Pages

Kamis, 02 Oktober 2014

PROSES MENG-COPY PASTE



Proses meng-copy paste

Tak ada larangan dalam mengamati seseorang, bahkan ada larangan dalam meniru dan menginovasi sebuah produk. Yang dikenakan pelanggaran bahkan produk yang sering masuk dalam perkara hokum dikala produk yang ada dicopi paste. Ntahkah itu buku hasil tulisan seseorang akan penemuannya baik berupa buku, dan hasil penemuan seorang ilmuan dari hasil risetnya ntahkan itu berupa sebuah mesin ataupun serum dan zat. Banyak lainnya.

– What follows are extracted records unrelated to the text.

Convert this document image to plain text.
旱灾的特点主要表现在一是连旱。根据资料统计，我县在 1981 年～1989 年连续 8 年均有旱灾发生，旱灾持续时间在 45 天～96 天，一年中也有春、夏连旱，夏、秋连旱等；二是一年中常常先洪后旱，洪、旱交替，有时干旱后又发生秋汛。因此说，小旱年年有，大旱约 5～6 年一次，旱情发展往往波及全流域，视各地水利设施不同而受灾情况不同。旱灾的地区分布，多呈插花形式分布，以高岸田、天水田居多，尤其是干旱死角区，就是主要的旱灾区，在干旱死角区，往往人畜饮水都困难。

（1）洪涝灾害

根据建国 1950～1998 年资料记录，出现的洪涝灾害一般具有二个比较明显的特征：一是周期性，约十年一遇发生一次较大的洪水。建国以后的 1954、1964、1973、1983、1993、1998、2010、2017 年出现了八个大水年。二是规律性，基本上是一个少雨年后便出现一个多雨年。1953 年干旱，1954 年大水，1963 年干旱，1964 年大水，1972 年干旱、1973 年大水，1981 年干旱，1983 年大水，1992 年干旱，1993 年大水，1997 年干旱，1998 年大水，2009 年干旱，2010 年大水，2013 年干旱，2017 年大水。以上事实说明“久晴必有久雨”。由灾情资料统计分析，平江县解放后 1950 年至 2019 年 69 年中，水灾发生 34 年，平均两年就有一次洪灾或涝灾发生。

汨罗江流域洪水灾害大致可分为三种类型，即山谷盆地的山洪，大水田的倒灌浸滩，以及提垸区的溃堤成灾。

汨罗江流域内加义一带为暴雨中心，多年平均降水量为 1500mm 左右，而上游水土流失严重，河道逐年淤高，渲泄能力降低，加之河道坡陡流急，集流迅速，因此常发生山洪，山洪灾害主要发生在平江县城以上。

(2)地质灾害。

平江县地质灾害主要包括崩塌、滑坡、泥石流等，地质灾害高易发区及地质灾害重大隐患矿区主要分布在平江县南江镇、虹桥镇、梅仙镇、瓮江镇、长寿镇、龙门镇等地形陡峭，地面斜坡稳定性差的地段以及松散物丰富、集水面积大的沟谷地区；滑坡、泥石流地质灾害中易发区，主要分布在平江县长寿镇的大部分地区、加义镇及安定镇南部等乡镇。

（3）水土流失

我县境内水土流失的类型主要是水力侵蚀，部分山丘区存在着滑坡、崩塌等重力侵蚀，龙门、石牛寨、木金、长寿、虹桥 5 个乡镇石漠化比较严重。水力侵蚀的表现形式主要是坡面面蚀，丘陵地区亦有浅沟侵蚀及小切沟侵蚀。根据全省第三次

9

Berbeda halnya dengan amalan, berbedanya konteks beribadah dalam Islam. Proses meniru bahkan meng-copy paste amalan yaumiyah seseorang tak adalah larangannya. Bahkan teringat dalam sebuah acara seminar penulisan yang dihadir oleh Tere-Liya beberapa saat yang ketika berkesempatan menjadi moderator pada acara tersebu. Beliau sama sekali tidak merasa marah bahkan kecewa ketika dari sekian banyak buku yang beliau tanda tangani ada beberapa buku bajakan yang mungkin dibeli dipasar loak. Namun dengan santai beliau tetap membubuhkan tanda tangannya. “tidak masalah bagi saya jika mereka membeli bajakan, setidaknya meraka mendapat ilmu atau  mungkin dapat mengamalkan beberapa hikmah yang terdapat dinovel saya”.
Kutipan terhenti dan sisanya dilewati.